Foreign UN worker among those dead one day after Israeli air raids killed more than 400 Palestinians on Tuesday, breaking a months-long ceasefire.
Israeli strikes have killed dozens of people, including a foreign aid worker, in Gaza a day after it launched a wave of strikes that shattered the ceasefire with Hamas.
The deadly Israeli attacks early on Wednesday targeted Khan Younis and Rafah in southern Gaza, as well as Gaza City’s Sabra neighbourhood in the north. Tents housing forcibly displaced people were also hit, killing a mother and a child.
The Israeli army claimed in a statement that it struck a “Hamas military site” in northern Gaza overnight.
The Palestinian Health Ministry said that an international aid worker was killed and five others were wounded in an Israeli attack on central Gaza.
Wednesday’s attacks came after more than 400 Palestinians were killed, many of them children, as Israel resumed its full-fledged bombing of Gaza on Tuesday, shattering a fragile ceasefire with Hamas that had been in place since January 19.
The Palestinian Health Ministry said at least 434 people have been killed in the attacks since Tuesday.

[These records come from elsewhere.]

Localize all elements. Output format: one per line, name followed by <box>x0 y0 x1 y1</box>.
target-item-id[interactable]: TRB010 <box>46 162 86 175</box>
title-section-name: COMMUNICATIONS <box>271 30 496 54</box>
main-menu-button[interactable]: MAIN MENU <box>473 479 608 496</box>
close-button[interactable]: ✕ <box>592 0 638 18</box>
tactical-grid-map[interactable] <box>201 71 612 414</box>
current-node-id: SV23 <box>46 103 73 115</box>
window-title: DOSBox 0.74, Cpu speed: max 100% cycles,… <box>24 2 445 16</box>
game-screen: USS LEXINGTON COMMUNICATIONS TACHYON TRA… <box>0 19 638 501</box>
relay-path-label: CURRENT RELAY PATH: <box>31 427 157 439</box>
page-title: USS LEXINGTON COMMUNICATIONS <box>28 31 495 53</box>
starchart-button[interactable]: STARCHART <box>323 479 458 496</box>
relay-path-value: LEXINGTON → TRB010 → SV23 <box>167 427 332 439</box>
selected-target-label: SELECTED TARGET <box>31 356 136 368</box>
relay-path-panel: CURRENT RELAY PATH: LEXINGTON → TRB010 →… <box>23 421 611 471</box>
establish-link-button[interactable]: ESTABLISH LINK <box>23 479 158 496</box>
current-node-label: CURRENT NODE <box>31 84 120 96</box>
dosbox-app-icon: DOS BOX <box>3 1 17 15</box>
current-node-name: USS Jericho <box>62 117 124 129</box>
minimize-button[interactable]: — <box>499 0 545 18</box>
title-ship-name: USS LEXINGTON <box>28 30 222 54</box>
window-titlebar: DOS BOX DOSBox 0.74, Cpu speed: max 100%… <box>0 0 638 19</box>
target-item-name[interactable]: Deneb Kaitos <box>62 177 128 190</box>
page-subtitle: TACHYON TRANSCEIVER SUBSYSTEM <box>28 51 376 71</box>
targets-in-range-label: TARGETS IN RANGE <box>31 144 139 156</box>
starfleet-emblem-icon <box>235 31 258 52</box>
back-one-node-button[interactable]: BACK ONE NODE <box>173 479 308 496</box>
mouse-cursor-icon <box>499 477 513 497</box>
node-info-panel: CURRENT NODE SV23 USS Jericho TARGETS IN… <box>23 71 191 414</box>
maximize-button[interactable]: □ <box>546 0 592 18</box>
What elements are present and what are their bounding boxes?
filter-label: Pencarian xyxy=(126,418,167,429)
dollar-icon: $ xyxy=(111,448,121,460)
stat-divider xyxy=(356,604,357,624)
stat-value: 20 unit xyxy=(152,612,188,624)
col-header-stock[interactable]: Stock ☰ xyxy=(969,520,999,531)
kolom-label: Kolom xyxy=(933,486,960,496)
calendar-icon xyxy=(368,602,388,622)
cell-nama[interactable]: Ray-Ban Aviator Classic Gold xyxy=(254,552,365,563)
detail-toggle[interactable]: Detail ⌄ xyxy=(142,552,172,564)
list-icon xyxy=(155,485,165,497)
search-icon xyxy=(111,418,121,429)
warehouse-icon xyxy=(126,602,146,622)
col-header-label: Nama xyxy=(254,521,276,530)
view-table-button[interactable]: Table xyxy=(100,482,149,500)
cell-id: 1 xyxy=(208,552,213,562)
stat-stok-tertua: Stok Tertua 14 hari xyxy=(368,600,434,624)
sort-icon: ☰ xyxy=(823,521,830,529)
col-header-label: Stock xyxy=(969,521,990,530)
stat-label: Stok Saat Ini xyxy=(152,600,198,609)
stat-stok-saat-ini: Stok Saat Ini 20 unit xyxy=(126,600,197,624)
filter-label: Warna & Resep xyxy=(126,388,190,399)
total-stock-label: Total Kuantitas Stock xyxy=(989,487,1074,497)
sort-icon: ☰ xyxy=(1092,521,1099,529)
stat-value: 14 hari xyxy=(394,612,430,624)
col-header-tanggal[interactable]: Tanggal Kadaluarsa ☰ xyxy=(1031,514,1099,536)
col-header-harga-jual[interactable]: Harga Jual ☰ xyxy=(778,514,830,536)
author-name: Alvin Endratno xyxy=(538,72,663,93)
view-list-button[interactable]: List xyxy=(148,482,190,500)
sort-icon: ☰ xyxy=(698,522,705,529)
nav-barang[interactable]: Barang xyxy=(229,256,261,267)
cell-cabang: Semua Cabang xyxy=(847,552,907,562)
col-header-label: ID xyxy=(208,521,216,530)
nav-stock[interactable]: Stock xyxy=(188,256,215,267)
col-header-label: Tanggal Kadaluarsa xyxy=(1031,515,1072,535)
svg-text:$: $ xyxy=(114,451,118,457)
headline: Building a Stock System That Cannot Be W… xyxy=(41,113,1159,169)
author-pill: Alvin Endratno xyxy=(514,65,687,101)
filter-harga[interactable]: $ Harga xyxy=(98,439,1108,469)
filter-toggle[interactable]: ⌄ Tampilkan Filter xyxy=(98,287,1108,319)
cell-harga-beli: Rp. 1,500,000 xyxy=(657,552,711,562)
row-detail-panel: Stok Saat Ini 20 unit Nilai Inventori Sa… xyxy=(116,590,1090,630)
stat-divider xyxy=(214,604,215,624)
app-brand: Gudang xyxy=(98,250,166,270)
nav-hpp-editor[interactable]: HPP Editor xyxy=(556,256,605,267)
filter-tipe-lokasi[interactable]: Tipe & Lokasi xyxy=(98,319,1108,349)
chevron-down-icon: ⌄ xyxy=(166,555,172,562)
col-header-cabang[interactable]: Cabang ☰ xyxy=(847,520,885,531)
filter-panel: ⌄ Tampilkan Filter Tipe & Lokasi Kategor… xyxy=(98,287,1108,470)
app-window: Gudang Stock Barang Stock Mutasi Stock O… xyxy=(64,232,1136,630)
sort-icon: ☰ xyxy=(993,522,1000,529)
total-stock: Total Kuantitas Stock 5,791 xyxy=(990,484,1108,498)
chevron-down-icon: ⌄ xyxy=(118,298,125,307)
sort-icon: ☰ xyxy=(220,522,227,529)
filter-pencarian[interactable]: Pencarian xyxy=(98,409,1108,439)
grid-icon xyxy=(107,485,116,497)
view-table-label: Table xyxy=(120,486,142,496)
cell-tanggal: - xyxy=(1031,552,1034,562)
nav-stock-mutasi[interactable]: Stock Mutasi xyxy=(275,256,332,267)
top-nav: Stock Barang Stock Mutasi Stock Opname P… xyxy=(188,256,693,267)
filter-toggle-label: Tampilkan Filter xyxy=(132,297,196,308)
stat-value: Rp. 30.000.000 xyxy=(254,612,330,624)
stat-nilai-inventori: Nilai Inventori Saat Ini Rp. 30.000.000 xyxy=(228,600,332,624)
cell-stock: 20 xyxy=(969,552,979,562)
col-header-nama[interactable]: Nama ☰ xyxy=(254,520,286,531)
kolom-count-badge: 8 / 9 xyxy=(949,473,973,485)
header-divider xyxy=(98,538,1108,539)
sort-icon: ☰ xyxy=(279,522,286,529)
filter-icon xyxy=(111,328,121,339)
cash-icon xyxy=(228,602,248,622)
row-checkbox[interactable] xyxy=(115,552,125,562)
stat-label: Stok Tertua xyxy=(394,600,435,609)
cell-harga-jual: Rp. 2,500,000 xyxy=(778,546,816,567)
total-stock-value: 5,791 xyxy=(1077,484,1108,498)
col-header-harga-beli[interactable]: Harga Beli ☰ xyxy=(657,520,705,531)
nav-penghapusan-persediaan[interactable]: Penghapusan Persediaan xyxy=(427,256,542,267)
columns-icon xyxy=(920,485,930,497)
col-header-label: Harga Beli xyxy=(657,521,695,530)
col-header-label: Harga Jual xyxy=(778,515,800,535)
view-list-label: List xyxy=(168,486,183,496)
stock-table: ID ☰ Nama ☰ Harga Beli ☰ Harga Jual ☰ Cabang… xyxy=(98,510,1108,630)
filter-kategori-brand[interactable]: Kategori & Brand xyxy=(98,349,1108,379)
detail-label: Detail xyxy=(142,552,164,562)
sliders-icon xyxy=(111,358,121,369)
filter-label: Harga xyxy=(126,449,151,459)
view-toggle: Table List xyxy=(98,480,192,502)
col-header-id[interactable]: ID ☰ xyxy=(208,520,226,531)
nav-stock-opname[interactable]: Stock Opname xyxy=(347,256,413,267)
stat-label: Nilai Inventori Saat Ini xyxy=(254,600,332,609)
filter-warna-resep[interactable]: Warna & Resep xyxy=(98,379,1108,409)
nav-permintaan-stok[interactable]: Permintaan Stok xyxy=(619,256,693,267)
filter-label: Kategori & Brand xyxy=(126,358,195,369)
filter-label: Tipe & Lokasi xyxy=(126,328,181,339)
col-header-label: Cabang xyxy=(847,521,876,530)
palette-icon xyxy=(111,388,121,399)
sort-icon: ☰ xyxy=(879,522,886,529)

Elsewhere in central Gaza, Palestinians reported an attack on a home near a mosque in Deir el-Balah area, while Israeli helicopter fire and artillery shelling were reported east of the Bureij refugee camp on Wednesday.
media’s Hind Khoudary, reporting from Deir el-Balah, said people in Gaza were left “terrified, helpless and devastated” following the attacks amid the Israeli blockade of aid and electricity cuts.
Tuesday’s attacks attracted widespread condemnation, including from United Nations Secretary-General Antonio Guterres who said he was “outraged by the Israeli air strikes in Gaza”.
China’s European envoy Fu Cong regretted the “harm done to the hard-won ceasefire”. Several lawmakers in the United States also condemned the Israeli attacks, with Senator Bernie Sanders calling for an end to US military aid to Israel.
Israel’s opposition leader and former Prime Minister Yair Lapid called on the public to rally against Netanyahu’s government, accusing it of having “no red lines” after resuming the war in Gaza.
Protests erupt in Israel
The entire nation must “come together and say: ‘Enough!’”, wrote Lapid in a post on X on Wednesday. “I’m calling on all of you – this is our moment, this is our future, this is our country. Take to the streets!” he added.
Thousands of Israelis packed a Tel Aviv square on Tuesday evening to demand the government resume negotiations for a captive deal.